More bad news for patients who have undergone heart surgery in the past five years. A new study suggests about one-third of heater-cooler units used in cardiac procedures remain contaminated with a slow-growing, potentially fatal bacteria.
Heart failure is the leading cause of death in the US. On average, someone has a heart attack every 43 seconds. Heart health is critical to life, and heart-bypass surgery can be a lifesaver to those with heart disease. In recent years, however, researchers have discovered that the equipment used during surgery can spread dangerous bacteria.
Mycobacterium chimaera, or M. chimera, are a type of bacteria usually found in water and soil. While the bacteria rarely cause human illness, they can cause serious problems for patients exposed to it during heart surgery. M. chimera is called an "NTM" for "non-tuberculous mycobacteria." Some of the better-known Mycobacteria are Mycobacterium tuberculosis, which cause the infectious lung infection called tuberculosis. M. chimera does not cause tuberculosis.
In October 2016, the Centers for Disease Control and Prevention (CDC) notified the public about the risk of infection from contaminated devices used during open-chest heart surgery. The device under investigation is a heater-cooler unit (HCU) used worldwide, that moderates the temperature of the blood and internal organs of a patient undergoing heart bypass surgery. Doctors use HCUs during open-heart surgery when repairing or replacing heart valves.
During heart-bypass surgery, the water tanks in an HCU maintain the temperature of circulating blood as surgeons operate on the heart. While the water does not come into direct contact with the patient or their blood, it can become aerosolized through vents in the machine, agitation, movement of the water, fans in the unit, and other actions. These droplets can remain in the air and contaminate the surgical wound, implanted devices like heart valves, and surrounding tissue.
The US Food and Drug Administration opened an ongoing investigation into the contaminated units in October 2015. Five countries reported infections from contaminated devices. Commentary in The New England Journal of Medicine, concludes: "Our observations highlight the potential for global dissemination of contaminated medical devices, including regions such as Australia and New Zealand."
In October 2016, research in the CDC journal, Emerging Infectious Diseases, reported that the units remain contaminated "despite intensified cleaning and infection." New HCUs acquired in 2014 and cleaned according to manufacturer specifications were contaminated with M. chimera in an average of 174 days.
Also in 2014, testing at a primary manufacturer of these devices identified M. chimera on the production line and water supply at the production facility. The company didn't recall the device, but they did update their instructions for sanitizing the machine.
The CDC reports more than 250,000 heart bypass procedures are conducted each year in the US, and about 60% of those surgeries involve the use of an HCU. Research presented at the June 2017 meeting of the Association for Professionals in Infection Control and Epidemiology reports more than a third of the HCUs used for heart bypass surgery could be contaminated.
Despite rigorous disinfection, these devices continue to become, or remain, contaminated. The research presented at the conference paints a dangerous picture for patients who have undergone heart-bypass surgery in recent years. The analysis scrutinized 653 water samples from 89 devices located at 23 hospitals in 14 different states in the US. The researchers conducted the sampling between July 2015, and December 2016.
Overall, 33 of the units, or 37%, tested positive for M. chimera. Additionally, researchers found Legionella, the bacterium that causes the often-fatal Legionnaires' disease, in four of the units.

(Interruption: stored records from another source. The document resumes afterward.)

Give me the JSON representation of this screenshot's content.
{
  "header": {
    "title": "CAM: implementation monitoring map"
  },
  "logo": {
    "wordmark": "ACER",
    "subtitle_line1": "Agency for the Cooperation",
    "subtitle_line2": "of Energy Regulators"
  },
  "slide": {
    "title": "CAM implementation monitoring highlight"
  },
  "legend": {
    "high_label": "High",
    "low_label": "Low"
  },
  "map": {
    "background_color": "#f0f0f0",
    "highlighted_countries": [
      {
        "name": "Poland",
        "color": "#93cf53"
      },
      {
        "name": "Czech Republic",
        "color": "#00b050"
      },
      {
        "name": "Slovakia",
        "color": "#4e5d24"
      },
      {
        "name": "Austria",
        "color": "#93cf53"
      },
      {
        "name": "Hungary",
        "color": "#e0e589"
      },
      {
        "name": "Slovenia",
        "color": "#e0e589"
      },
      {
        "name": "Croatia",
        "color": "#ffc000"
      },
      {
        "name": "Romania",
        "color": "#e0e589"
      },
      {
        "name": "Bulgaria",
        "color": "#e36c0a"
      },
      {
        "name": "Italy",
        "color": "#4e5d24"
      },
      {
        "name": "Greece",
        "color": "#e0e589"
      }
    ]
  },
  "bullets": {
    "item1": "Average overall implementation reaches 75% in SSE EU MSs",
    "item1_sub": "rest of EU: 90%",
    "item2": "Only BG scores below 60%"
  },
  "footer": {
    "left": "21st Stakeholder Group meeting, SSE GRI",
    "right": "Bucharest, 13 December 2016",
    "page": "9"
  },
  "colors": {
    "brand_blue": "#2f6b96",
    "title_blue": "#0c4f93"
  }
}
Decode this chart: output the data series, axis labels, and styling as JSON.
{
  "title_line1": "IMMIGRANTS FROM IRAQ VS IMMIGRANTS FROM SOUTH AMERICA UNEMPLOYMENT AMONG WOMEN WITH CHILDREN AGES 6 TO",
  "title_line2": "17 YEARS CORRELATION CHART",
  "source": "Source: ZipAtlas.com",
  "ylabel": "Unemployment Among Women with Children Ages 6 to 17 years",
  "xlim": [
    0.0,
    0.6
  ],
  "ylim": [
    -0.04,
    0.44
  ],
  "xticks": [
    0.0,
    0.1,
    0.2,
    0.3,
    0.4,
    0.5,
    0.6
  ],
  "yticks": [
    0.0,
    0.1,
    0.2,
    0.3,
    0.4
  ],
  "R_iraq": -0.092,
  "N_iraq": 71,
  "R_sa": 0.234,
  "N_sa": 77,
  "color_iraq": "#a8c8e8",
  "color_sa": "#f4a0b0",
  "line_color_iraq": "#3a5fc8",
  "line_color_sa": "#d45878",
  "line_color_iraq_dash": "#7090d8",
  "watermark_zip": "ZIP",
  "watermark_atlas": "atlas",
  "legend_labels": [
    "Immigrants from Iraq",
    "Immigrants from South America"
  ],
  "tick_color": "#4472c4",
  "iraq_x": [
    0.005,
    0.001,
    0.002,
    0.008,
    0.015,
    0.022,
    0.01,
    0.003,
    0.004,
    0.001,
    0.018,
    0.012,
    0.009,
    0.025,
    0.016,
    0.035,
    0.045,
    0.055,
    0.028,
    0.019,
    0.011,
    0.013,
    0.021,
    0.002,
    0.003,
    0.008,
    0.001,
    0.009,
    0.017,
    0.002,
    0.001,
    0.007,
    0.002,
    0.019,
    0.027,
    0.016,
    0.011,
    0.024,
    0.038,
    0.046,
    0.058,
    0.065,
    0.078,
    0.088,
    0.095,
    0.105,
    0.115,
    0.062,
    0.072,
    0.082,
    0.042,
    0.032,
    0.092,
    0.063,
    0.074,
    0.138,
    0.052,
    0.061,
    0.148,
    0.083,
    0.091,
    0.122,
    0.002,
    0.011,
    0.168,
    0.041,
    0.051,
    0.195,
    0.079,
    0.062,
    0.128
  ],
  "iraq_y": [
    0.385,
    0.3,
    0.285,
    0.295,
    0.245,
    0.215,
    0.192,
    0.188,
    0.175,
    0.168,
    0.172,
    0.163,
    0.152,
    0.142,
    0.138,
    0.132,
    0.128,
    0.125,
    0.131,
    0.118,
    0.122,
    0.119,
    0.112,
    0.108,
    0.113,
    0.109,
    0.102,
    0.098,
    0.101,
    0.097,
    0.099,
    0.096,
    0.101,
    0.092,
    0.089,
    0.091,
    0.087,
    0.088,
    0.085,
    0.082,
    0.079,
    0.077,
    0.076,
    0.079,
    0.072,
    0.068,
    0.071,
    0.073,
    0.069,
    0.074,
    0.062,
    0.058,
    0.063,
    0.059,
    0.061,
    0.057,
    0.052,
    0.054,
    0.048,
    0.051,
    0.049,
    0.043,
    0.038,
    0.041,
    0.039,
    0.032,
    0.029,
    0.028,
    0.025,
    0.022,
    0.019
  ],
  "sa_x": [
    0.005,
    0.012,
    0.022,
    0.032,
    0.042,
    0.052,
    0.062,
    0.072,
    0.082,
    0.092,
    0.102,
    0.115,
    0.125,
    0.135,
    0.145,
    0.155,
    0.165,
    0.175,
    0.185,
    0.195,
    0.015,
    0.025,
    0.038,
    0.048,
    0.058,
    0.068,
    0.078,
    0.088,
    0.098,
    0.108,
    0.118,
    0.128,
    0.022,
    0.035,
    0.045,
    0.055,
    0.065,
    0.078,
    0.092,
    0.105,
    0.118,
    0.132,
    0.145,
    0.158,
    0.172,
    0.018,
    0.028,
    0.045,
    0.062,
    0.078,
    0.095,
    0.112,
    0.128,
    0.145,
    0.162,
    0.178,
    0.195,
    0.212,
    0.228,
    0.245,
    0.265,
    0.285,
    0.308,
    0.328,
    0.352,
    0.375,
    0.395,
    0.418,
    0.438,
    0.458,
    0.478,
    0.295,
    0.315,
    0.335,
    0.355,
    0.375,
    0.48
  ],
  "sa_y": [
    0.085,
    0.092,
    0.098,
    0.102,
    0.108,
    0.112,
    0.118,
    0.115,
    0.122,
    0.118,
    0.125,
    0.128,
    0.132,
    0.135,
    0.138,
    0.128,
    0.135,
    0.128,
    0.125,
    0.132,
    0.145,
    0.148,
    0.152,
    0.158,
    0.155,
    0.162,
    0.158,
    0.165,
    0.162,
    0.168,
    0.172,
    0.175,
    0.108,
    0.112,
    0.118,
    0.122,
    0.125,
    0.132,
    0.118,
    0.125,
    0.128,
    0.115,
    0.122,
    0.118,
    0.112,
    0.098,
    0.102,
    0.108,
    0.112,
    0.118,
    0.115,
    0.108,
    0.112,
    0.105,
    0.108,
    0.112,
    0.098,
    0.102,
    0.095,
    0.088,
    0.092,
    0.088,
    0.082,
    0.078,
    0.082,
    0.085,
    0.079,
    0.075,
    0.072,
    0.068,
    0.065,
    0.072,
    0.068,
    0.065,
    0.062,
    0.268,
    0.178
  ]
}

According to the CDC, the risk of infection with healthcare-associated M. chimera is somewhere between one in 100 and one in 1,000 for patients treated in a hospital where an infection has already happened. The outbreaks occur in small clusters, usually associated with a particular treatment facility. It is possible patients who received implants, like a heart valve, are at higher risk. The infection is not contagious, and often hard to diagnose in time for effective treatment.
While infection with M. chimera is rare; the bacteria can silently grow without a sign of its presence. Given that a potential one-third of HCUs in the US could be contaminated with these and other pathogens raise serious concern. There is no test to show whether you have been exposed to the bacteria, the only way to diagnose the infection is to culture the bacteria from tissue samples.
As with all infections, early treatment is essential to avoid complications, chronic illness, or death, yet many patients may not realize there are infected. Although you may have had heart-bypass surgery more than a year ago, exposure to the bacteria leaves you at risk for symptoms that could include:
- Nausea, vomiting
- Pain, especially when located in the abdomen
- Fever, fatigue, weight loss
- Night sweats
- Redness, heat, or signs of infection at the surgical site
John Rihs, who presented the research, commented in a press release:
The extent of contamination from such a rare organism in multiple units from all over the country was surprising. Some devices remained positive for M. chimera for months, indicating that disinfection can be difficult and routine testing is advisable. Beyond M. chimera, we found other NTM species, Legionella, and fungi, indicating these units are capable of supporting a diverse microbial population.
If you, or a loved one, has undergone open-heart surgery or has a procedure upcoming, talk to your surgeon about contamination concerns and keep an eye out for symptoms.